On the daily Ichimoku chart, the euro rose substantially above the tenkan line for the first time in about a month and if it closes above that level, at $1.24565 on Tuesday, it could herald further recovery in the battered currency. Immediate resistance for the euro lies at $1.2545, the 76.4 percent Fibonacci retracement of its decline last week and above that there is resistance at $1.2570, the 23.6 percent retracement of its longer term decline from a February high of $1.34869.
Against the yen, the single currency rose 0.3 percent to 98.22 yen, moving off Friday's 11-year low of 95.59 yen. It hit a fresh one-month high against the British pound at 81.405 pence. News that finance chiefs from the Group of Seven leading industrialised powers will hold emergency talks on the euro zone prompted some market players to speculate that the European Central Bank could yield to additional pressure. "They may put pressure on the ECB to do something," said Eiji Kinouchi, chief technical analyst at Daiwa Securities.
Some market players said ECB President Mario Draghi may embark on pre-emptive moves and surprise markets, as he did last year just after he took over the helm at the bank. They added that the ECB could implement a rate cut or a massive injection of funds. Financial markets are anxious about the risks from a Spanish banking crisis and fret a Greek election on June 17 could lead Athens to leave the single currency and precipitate yet more economic turbulence.
In a sign of increasing concern about the impact of the euro zone debt crisis, the Reserve Bank of Australia cut interest rates by 25 basis points but the cut was less than some had expected, sending the Australian dollar higher. Local money markets had been pricing in a rate cut of at least 25 basis points, with some players looking to a deeper 50 basis point cut.
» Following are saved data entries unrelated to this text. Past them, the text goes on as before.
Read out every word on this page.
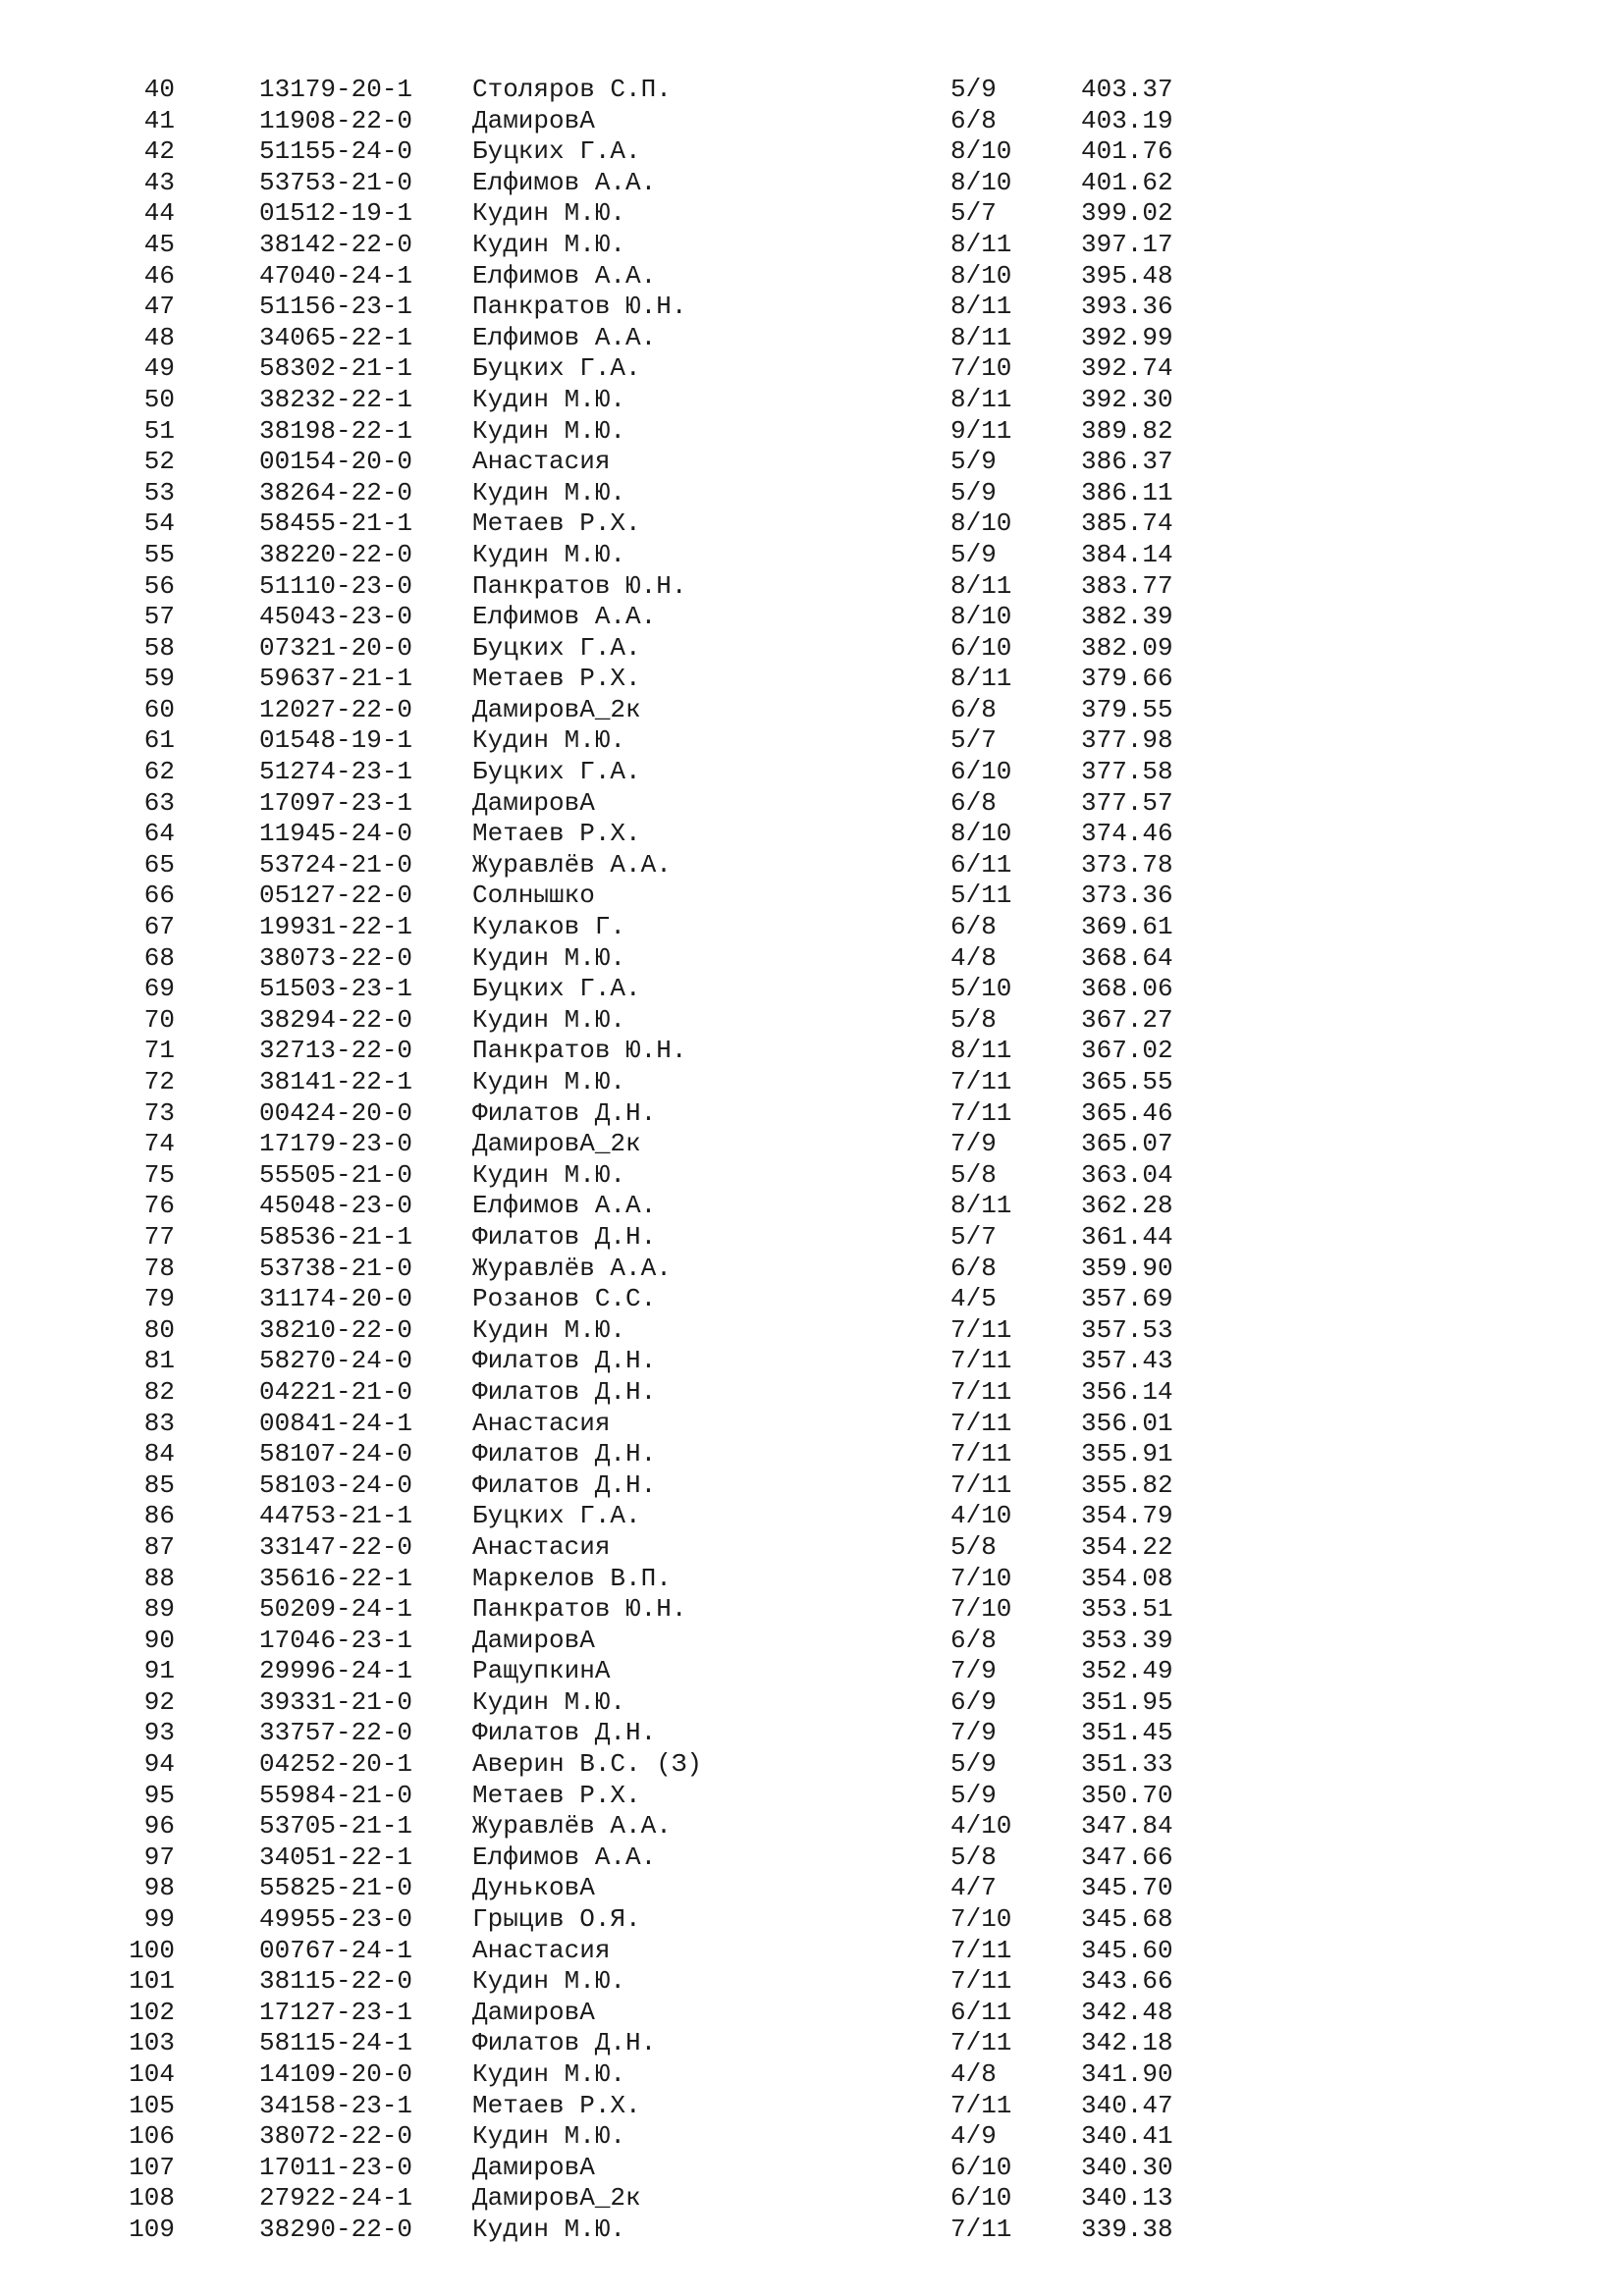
40	13179-20-1 Столяров С.П.	5/9	403.37
41	11908-22-0 ДамировА	6/8	403.19
42	51155-24-0 Буцких Г.А.	8/10	401.76
43	53753-21-0 Елфимов А.А.	8/10	401.62
44	01512-19-1 Кудин М.Ю.	5/7	399.02
45	38142-22-0 Кудин М.Ю.	8/11	397.17
46	47040-24-1 Елфимов А.А.	8/10	395.48
47	51156-23-1 Панкратов Ю.Н.	8/11	393.36
48	34065-22-1 Елфимов А.А.	8/11	392.99
49	58302-21-1 Буцких Г.А.	7/10	392.74
50	38232-22-1 Кудин М.Ю.	8/11	392.30
51	38198-22-1 Кудин М.Ю.	9/11	389.82
52	00154-20-0 Анастасия	5/9	386.37
53	38264-22-0 Кудин М.Ю.	5/9	386.11
54	58455-21-1 Метаев Р.Х.	8/10	385.74
55	38220-22-0 Кудин М.Ю.	5/9	384.14
56	51110-23-0 Панкратов Ю.Н.	8/11	383.77
57	45043-23-0 Елфимов А.А.	8/10	382.39
58	07321-20-0 Буцких Г.А.	6/10	382.09
59	59637-21-1 Метаев Р.Х.	8/11	379.66
60	12027-22-0 ДамировА_2к	6/8	379.55
61	01548-19-1 Кудин М.Ю.	5/7	377.98
62	51274-23-1 Буцких Г.А.	6/10	377.58
63	17097-23-1 ДамировА	6/8	377.57
64	11945-24-0 Метаев Р.Х.	8/10	374.46
65	53724-21-0 Журавлёв А.А.	6/11	373.78
66	05127-22-0 Солнышко	5/11	373.36
67	19931-22-1 Кулаков Г.	6/8	369.61
68	38073-22-0 Кудин М.Ю.	4/8	368.64
69	51503-23-1 Буцких Г.А.	5/10	368.06
70	38294-22-0 Кудин М.Ю.	5/8	367.27
71	32713-22-0 Панкратов Ю.Н.	8/11	367.02
72	38141-22-1 Кудин М.Ю.	7/11	365.55
73	00424-20-0 Филатов Д.Н.	7/11	365.46
74	17179-23-0 ДамировА_2к	7/9	365.07
75	55505-21-0 Кудин М.Ю.	5/8	363.04
76	45048-23-0 Елфимов А.А.	8/11	362.28
77	58536-21-1 Филатов Д.Н.	5/7	361.44
78	53738-21-0 Журавлёв А.А.	6/8	359.90
79	31174-20-0 Розанов С.С.	4/5	357.69
80	38210-22-0 Кудин М.Ю.	7/11	357.53
81	58270-24-0 Филатов Д.Н.	7/11	357.43
82	04221-21-0 Филатов Д.Н.	7/11	356.14
83	00841-24-1 Анастасия	7/11	356.01
84	58107-24-0 Филатов Д.Н.	7/11	355.91
85	58103-24-0 Филатов Д.Н.	7/11	355.82
86	44753-21-1 Буцких Г.А.	4/10	354.79
87	33147-22-0 Анастасия	5/8	354.22
88	35616-22-1 Маркелов В.П.	7/10	354.08
89	50209-24-1 Панкратов Ю.Н.	7/10	353.51
90	17046-23-1 ДамировА	6/8	353.39
91	29996-24-1 РащупкинА	7/9	352.49
92	39331-21-0 Кудин М.Ю.	6/9	351.95
93	33757-22-0 Филатов Д.Н.	7/9	351.45
94	04252-20-1 Аверин В.С. (З)	5/9	351.33
95	55984-21-0 Метаев Р.Х.	5/9	350.70
96	53705-21-1 Журавлёв А.А.	4/10	347.84
97	34051-22-1 Елфимов А.А.	5/8	347.66
98	55825-21-0 ДуньковА	4/7	345.70
99	49955-23-0 Грыцив О.Я.	7/10	345.68
100	00767-24-1 Анастасия	7/11	345.60
101	38115-22-0 Кудин М.Ю.	7/11	343.66
102	17127-23-1 ДамировА	6/11	342.48
103	58115-24-1 Филатов Д.Н.	7/11	342.18
104	14109-20-0 Кудин М.Ю.	4/8	341.90
105	34158-23-1 Метаев Р.Х.	7/11	340.47
106	38072-22-0 Кудин М.Ю.	4/9	340.41
107	17011-23-0 ДамировА	6/10	340.30
108	27922-24-1 ДамировА_2к	6/10	340.13
109	38290-22-0 Кудин М.Ю.	7/11	339.38
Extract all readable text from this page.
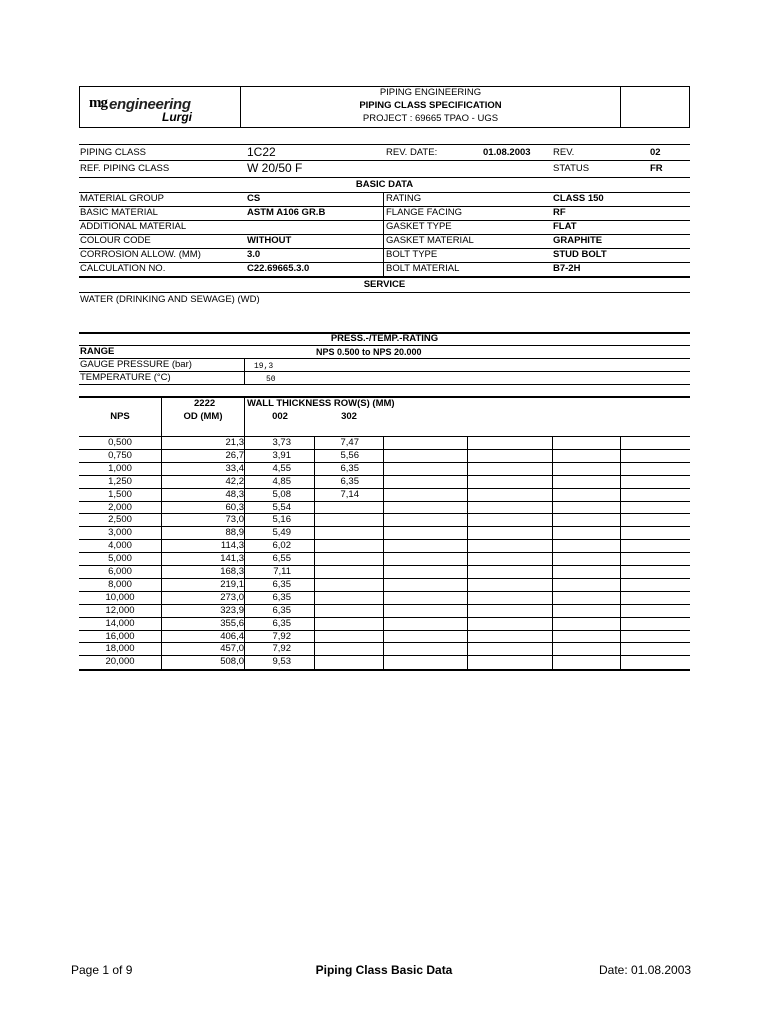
mg engineering
Lurgi
PIPING ENGINEERING
PIPING CLASS SPECIFICATION
PROJECT : 69665 TPAO - UGS
PIPING CLASS	1C22	REV. DATE:	01.08.2003 REV.	02
REF. PIPING CLASS	W 20/50 F	STATUS	FR
BASIC DATA
MATERIAL GROUP	CS	RATING	CLASS 150
BASIC MATERIAL	ASTM A106 GR.B	FLANGE FACING	RF
ADDITIONAL MATERIAL	GASKET TYPE	FLAT
COLOUR CODE	WITHOUT	GASKET MATERIAL	GRAPHITE
CORROSION ALLOW. (MM)	3.0	BOLT TYPE	STUD BOLT
CALCULATION NO.	C22.69665.3.0	BOLT MATERIAL	B7-2H
SERVICE
WATER (DRINKING AND SEWAGE) (WD)
PRESS.-/TEMP.-RATING
RANGE	NPS 0.500 to NPS 20.000
GAUGE PRESSURE (bar)	19,3
TEMPERATURE (°C)	50
2222	WALL THICKNESS ROW(S) (MM)
NPS	OD (MM)	002	302
0,500	21,3	3,73	7,47
0,750	26,7	3,91	5,56
1,000	33,4	4,55	6,35
1,250	42,2	4,85	6,35
1,500	48,3	5,08	7,14
2,000	60,3	5,54
2,500	73,0	5,16
3,000	88,9	5,49
4,000	114,3	6,02
5,000	141,3	6,55
6,000	168,3	7,11
8,000	219,1	6,35
10,000	273,0	6,35
12,000	323,9	6,35
14,000	355,6	6,35
16,000	406,4	7,92
18,000	457,0	7,92
20,000	508,0	9,53
Page 1 of 9	Piping Class Basic Data	Date: 01.08.2003
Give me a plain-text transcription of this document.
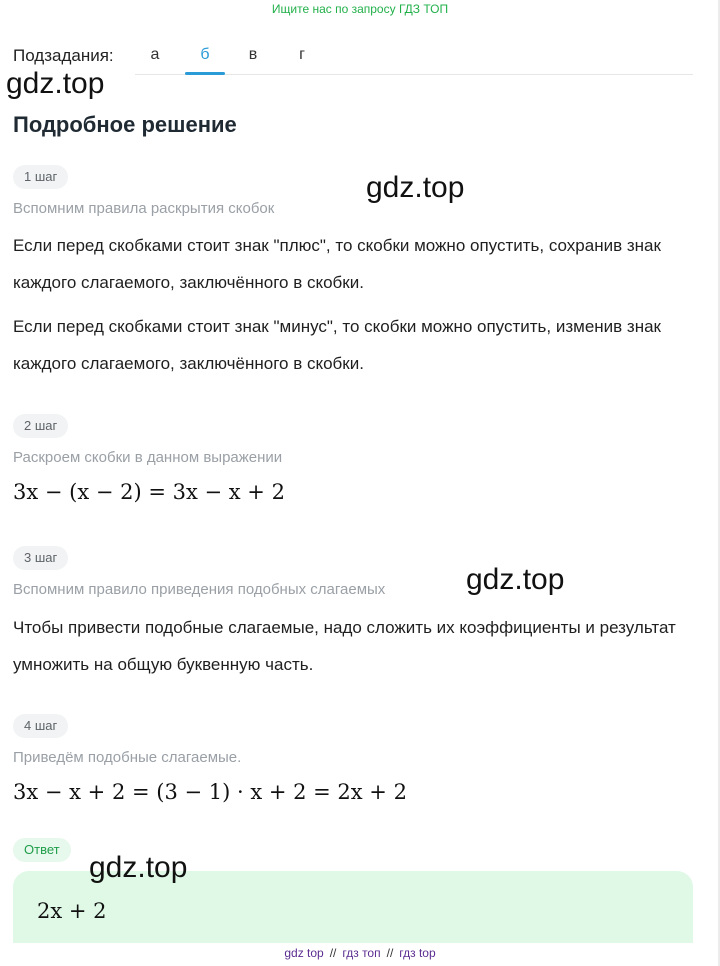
Ищите нас по запросу ГДЗ ТОП
Подзадания:	а	б	в	г
gdz.top
Подробное решение
1 шаг	gdz.top
Вспомним правила раскрытия скобок
Если перед скобками стоит знак "плюс", то скобки можно опустить, сохранив знак каждого слагаемого, заключённого в скобки.
Если перед скобками стоит знак "минус", то скобки можно опустить, изменив знак каждого слагаемого, заключённого в скобки.
2 шаг
Раскроем скобки в данном выражении
3x − (x − 2) = 3x − x + 2
3 шаг
gdz.top
Вспомним правило приведения подобных слагаемых
Чтобы привести подобные слагаемые, надо сложить их коэффициенты и результат умножить на общую буквенную часть.
4 шаг
Приведём подобные слагаемые.
3x − x + 2 = (3 − 1) · x + 2 = 2x + 2
Ответ
gdz.top
2x + 2
gdz top // гдз топ // гдз top
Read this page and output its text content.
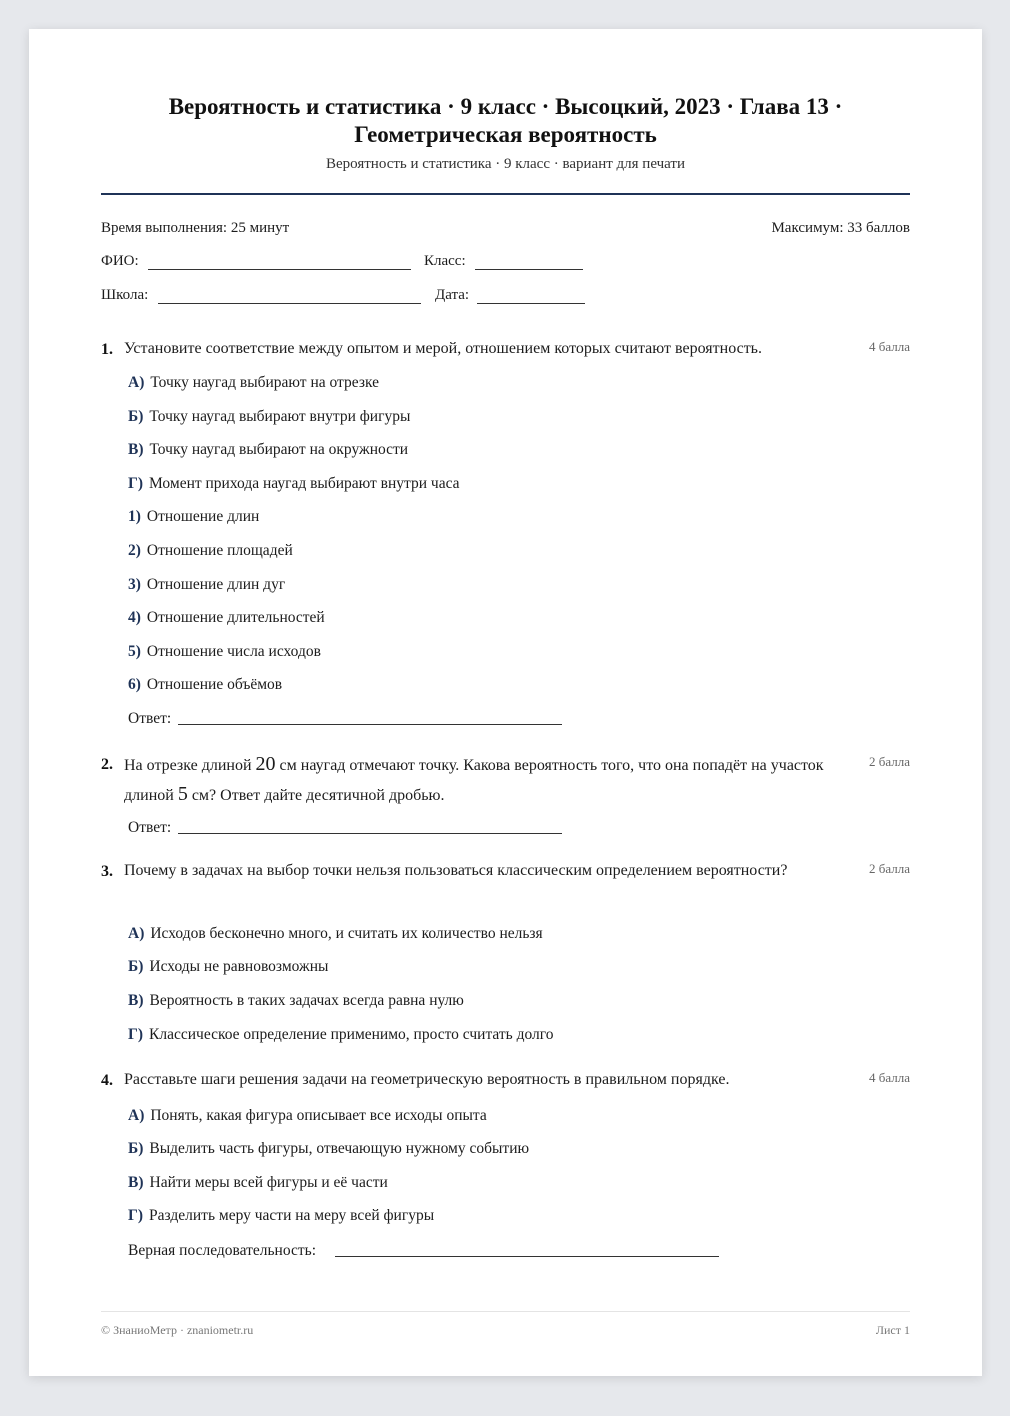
Вероятность и статистика · 9 класс · Высоцкий, 2023 · Глава 13 ·
Геометрическая вероятность
Вероятность и статистика · 9 класс · вариант для печати
Время выполнения: 25 минут	Максимум: 33 баллов
ФИО:	Класс:
Школа:	Дата:
1. Установите соответствие между опытом и мерой, отношением которых считают вероятность.	4 балла
А) Точку наугад выбирают на отрезке
Б) Точку наугад выбирают внутри фигуры
В) Точку наугад выбирают на окружности
Г) Момент прихода наугад выбирают внутри часа
1) Отношение длин
2) Отношение площадей
3) Отношение длин дуг
4) Отношение длительностей
5) Отношение числа исходов
6) Отношение объёмов
Ответ:
2. На отрезке длиной 20 см наугад отмечают точку. Какова вероятность того, что она попадёт на участок длиной 5 см? Ответ дайте десятичной дробью.
2 балла
Ответ:
3. Почему в задачах на выбор точки нельзя пользоваться классическим определением вероятности?	2 балла
А) Исходов бесконечно много, и считать их количество нельзя
Б) Исходы не равновозможны
В) Вероятность в таких задачах всегда равна нулю
Г) Классическое определение применимо, просто считать долго
4. Расставьте шаги решения задачи на геометрическую вероятность в правильном порядке.	4 балла
А) Понять, какая фигура описывает все исходы опыта
Б) Выделить часть фигуры, отвечающую нужному событию
В) Найти меры всей фигуры и её части
Г) Разделить меру части на меру всей фигуры
Верная последовательность:
© ЗнаниоМетр · znaniometr.ru	Лист 1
The Australian dollar rose close to 0.7 percent to $0.9784, extending its recovery from an eight-month trough of $0.9581 hit on Friday. Still, some market players see the Aussie trapped in a downtrend as they expect the Australian central bank to cut rates further in coming months.
The Japanese yen moved little against the US dollar at 78.33 yen, off Friday's 3 1/2-month low of 77.652 yen, helped by wariness about Japanese yen-selling intervention as Japanese Finance Minister Jun Azumi has stepped up his rhetoric against the yen's rise.